Abbott announced a voluntary recall of Similac, Alimentum and EleCare powdered infant formulas with the following lot number criteria:

  • The first two digits of the code are 22 – 37; AND
  • The code on the container contains K8, SH, or Z2; AND
  • The expiration date is 4-1-2022 (APR 2022) or later.
This includes:
  • All Similac Total Comfort and Spit-Up, Alimentum and Electra (Infant and Jr) powders
  • Some Similac Advance and Sensitive powders
This does NOT include:
  • Isomil and Neosure
  • Liquid formulas (ready-to-feed as well as concentrate)

A web-based tool can be used to identify products included in this recall.

This is a targeted recall; only products manufactured in the Sturgis facility, with the corresponding lot numbers are included.

This recall does not include any liquid formula products or metabolic deficiency nutrition formulas. The FDA has stated that all other products produced by Abbott are safe to continue use.

“We value the trust parents place in us for high quality and safe nutrition and we’ll do whatever it takes to keep that trust and resolve this situation,” said an Abbott representative in a statement. The investigation regarding the illnesses is still ongoing.

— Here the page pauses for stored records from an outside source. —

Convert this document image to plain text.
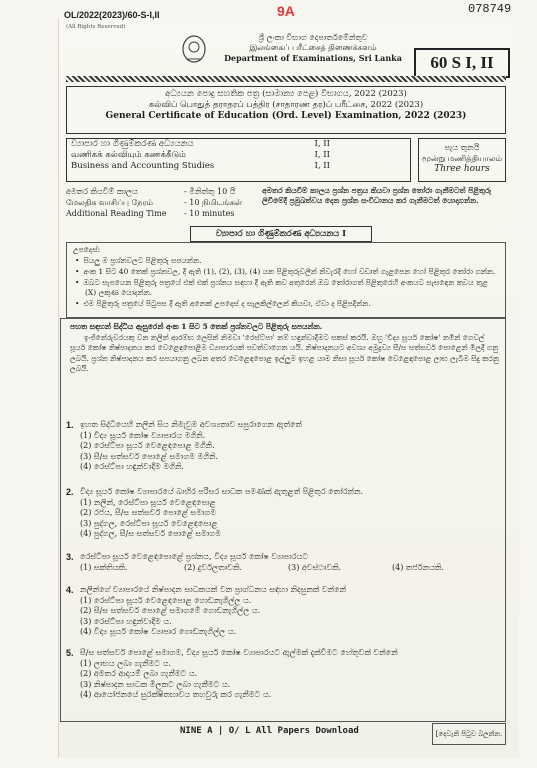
OL/2022(2023)/60-S-I,II	9A	078749
(All Rights Reserved)
ශ්‍රී ලංකා විභාග දෙපාර්තමේන්තුව
இலங்கைப் பரீட்சைத் திணைக்களம்
Department of Examinations, Sri Lanka	60 S I, II
අධ්‍යයන පොදු සහතික පත්‍ර (සාමාන්‍ය පෙළ) විභාගය, 2022 (2023)
கல்விப் பொதுத் தராதரப் பத்திர (சாதாரண தர)ப் பரீட்சை, 2022 (2023)
General Certificate of Education (Ord. Level) Examination, 2022 (2023)
ව්‍යාපාර හා ගිණුම්කරණ අධ්‍යයනය	I, II
வணிகக் கல்வியும் கணக்கீடும்	I, II
Business and Accounting Studies	I, II
පැය තුනයි
மூன்று மணித்தியாலம்
Three hours
අමතර කියවීම් කාලය	- මිනිත්තු 10 යි
மேலதிக வாசிப்பு நேரம்	- 10 நிமிடங்கள்
Additional Reading Time	- 10 minutes
අමතර කියවීම් කාලය ප්‍රශ්න පත්‍රය කියවා ප්‍රශ්න තෝරා ගැනීමටත් පිළිතුරු ලිවීමේදී ප්‍රමුඛත්වය දෙන ප්‍රශ්න සංවිධානය කර ගැනීමටත් යොදාගන්න.
ව්‍යාපාර හා ගිණුම්කරණ අධ්‍යයනය I
උපදෙස්:
• සියලු ම ප්‍රශ්නවලට පිළිතුරු සපයන්න.
• අංක 1 සිට 40 තෙක් ප්‍රශ්නවල, දී ඇති (1), (2), (3), (4) යන පිළිතුරුවලින් නිවැරදි හෝ වඩාත් ගැළපෙන හෝ පිළිතුර තෝරා ගන්න.
• ඔබට සැපයෙන පිළිතුරු පත්‍රයේ එක් එක් ප්‍රශ්නය සඳහා දී ඇති කව අතුරෙන් ඔබ තෝරාගත් පිළිතුරෙහි අංකයට සැසඳෙන කවය තුළ (X) ලකුණ යොදන්න.
• එම පිළිතුරු පත්‍රයේ පිටුපස දී ඇති අනෙක් උපදෙස් ද සැලකිල්ලෙන් කියවා, ඒවා ද පිළිපදින්න.
පහත සඳහන් සිද්ධිය ඇසුරෙන් අංක 1 සිට 5 තෙක් ප්‍රශ්නවලට පිළිතුරු සපයන්න.
ඉංජිනේරුවරයකු වන නලින් ආරම්භ ලෙසින් නිමවා 'රෙස්ට්පා' නම් හඳුන්වාදීමට සකස් කරයි. ඔහු 'විද්‍ය සූර්ය කෝෂ' නමින් ගෙවල් සූර්ය කෝෂ නිෂ්පාදනය කර වෙළෙඳපොළීම ව්‍යාපාරයක් පවත්වාගෙන යයි. නිෂ්පාදනයට අවශ්‍ය අමුද්‍රව්‍ය සී/ස සත්සර්ව පොළෙන් මිලදී ගනු ලබයි. ප්‍රශ්න නිෂ්පාදනය කර සපයාගනු ලබන අතර වෙළෙඳපොළ ඉල්ලුම ඉහළ යාම නිසා සූර්ය කෝෂ වෙළෙඳපොළ ලාභ ලැබීම සිදු කරනු ලබයි.
1. ඉහත සිද්ධියෙහි නලින් සිය නිමැවුම අවශ්‍යතාව සපුරාගෙන ඇත්තේ
(1) විද්‍ය සූර්ය කෝෂ ව්‍යාපාරය මගිනි.
(2) රෙස්ට්පා සූර්ය වෙළෙඳපොළ මගිනි.
(3) සී/ස සත්සර්ව පොළේ සමාගම මගිනි.
(4) රෙස්ට්පා හඳුන්වාදීම මගිනි.
2. විද්‍ය සූර්ය කෝෂ ව්‍යාපාරයේ බාහිර පරිසර සාධක පමණක් ඇතුළත් පිළිතුර තෝරන්න.
(1) නලින්, රෙස්ට්පා සූර්ය වෙළෙඳපොළ
(2) රජය, සී/ස සත්සර්ව පොළේ සමාගම
(3) පුද්ගල, රෙස්ට්පා සූර්ය වෙළෙඳපොළ
(4) පුද්ගල, සී/ස සත්සර්ව පොළේ සමාගම
3. රෙස්ට්පා සූර්ය වෙළෙඳපොළේ ප්‍රශ්නය, විද්‍ය සූර්ය කෝෂ ව්‍යාපාරයට
(1) සක්තියකි.	(2) දුර්වලතාවකි.	(3) අවස්ථාවකි.	(4) තර්ජනයකි.
4. නලින්ගේ ව්‍යාපාරයේ නිෂ්පාදන සාධකයක් වන ප්‍රාග්ධනය සඳහා නිදසුනක් වන්නේ
(1) රෙස්ට්පා සූර්ය වෙළෙඳපොළ ගොඩනැගිල්ල ය.
(2) සී/ස සත්සර්ව පොළේ සමාගමේ ගොඩනැගිල්ල ය.
(3) රෙස්ට්පා හඳුන්වාදීම ය.
(4) විද්‍ය සූර්ය කෝෂ ව්‍යාපාර ගොඩනැගිල්ල ය.
5. සී/ස සත්සර්ව පොළේ සමාගම, විද්‍ය සූර්ය කෝෂ ව්‍යාපාරයට ඇල්මක් දැක්වීමට හේතුවක් වන්නේ
(1) ලාභය ලබා ගැනීමට ය.
(2) අමතර ආදායම් ලබා ගැනීමට ය.
(3) නිෂ්පාදන සාධක මිලකට ලබා ගැනීමට ය.
(4) ආයෝජනයේ සුරක්ෂිතභාවය තහවුරු කර ගැනීමට ය.
NINE A | O/ L All Papers Download	[දෙවැනි පිටුව බලන්න.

The CDC warns against diluting infant formula as well as making or feeding homemade formula to infants.

Recalled product

If you have purchased formula included in this recall, do not throw the container away. The DHS advises those with affected products to return them for a refund or replacement. Some stores may limit the number of cans individuals are able to exchange due to product availability.

Contact your local WIC office for assistance if you are unable to exchange your items.

WIC recipients

Those who receive infant formula through WIC are being advised to return the recalled product to the store where it was purchased to receive a refund or exchange. For those in need of further assistance, they may call 1-800-986-8540. The WIC program allows for a different brand of formula to replace the affected brands.

Cronobacter sakazakii

While infections are rare, Cronobacter can cause sepsis, a dangerous blood infection, or meningitis, which causes swelling in the brain and spinal areas.

Infants 2 months and younger are most likely to become sick with meningitis due to Cronobacter infection. Other infants who are most at-risk are those with compromised immune systems due to illness or treatments such as chemotherapy.


The first symptom of a Cronobacter infection is typically a fever, followed by poor feeding, crying or very low energy. Some babies, however, may experience seizures. Any of these symptoms present warrants a trip to the doctor for those who may have used these products.

Other symptoms may be irritability, temperature changes, jaundice (yellowed skin and whites of eyes), grunting breaths and abnormal movements, according to the FDA.


Salmonella includes an entire group of bacteria that cause gastrointestinal illness and fever called salmonellosis.


Most people will develop diarrhea, fever and abdominal cramps. More severe cases could include high fever, body aches, headaches, lethargy, rash, blood in urine or stool, and in some cases, death.

*This post has been updated to reflect that the powdered infant formula was not determined ultimately to be the cause of infections, but rather a common link between cases. Abbott's recall was voluntary as a precaution.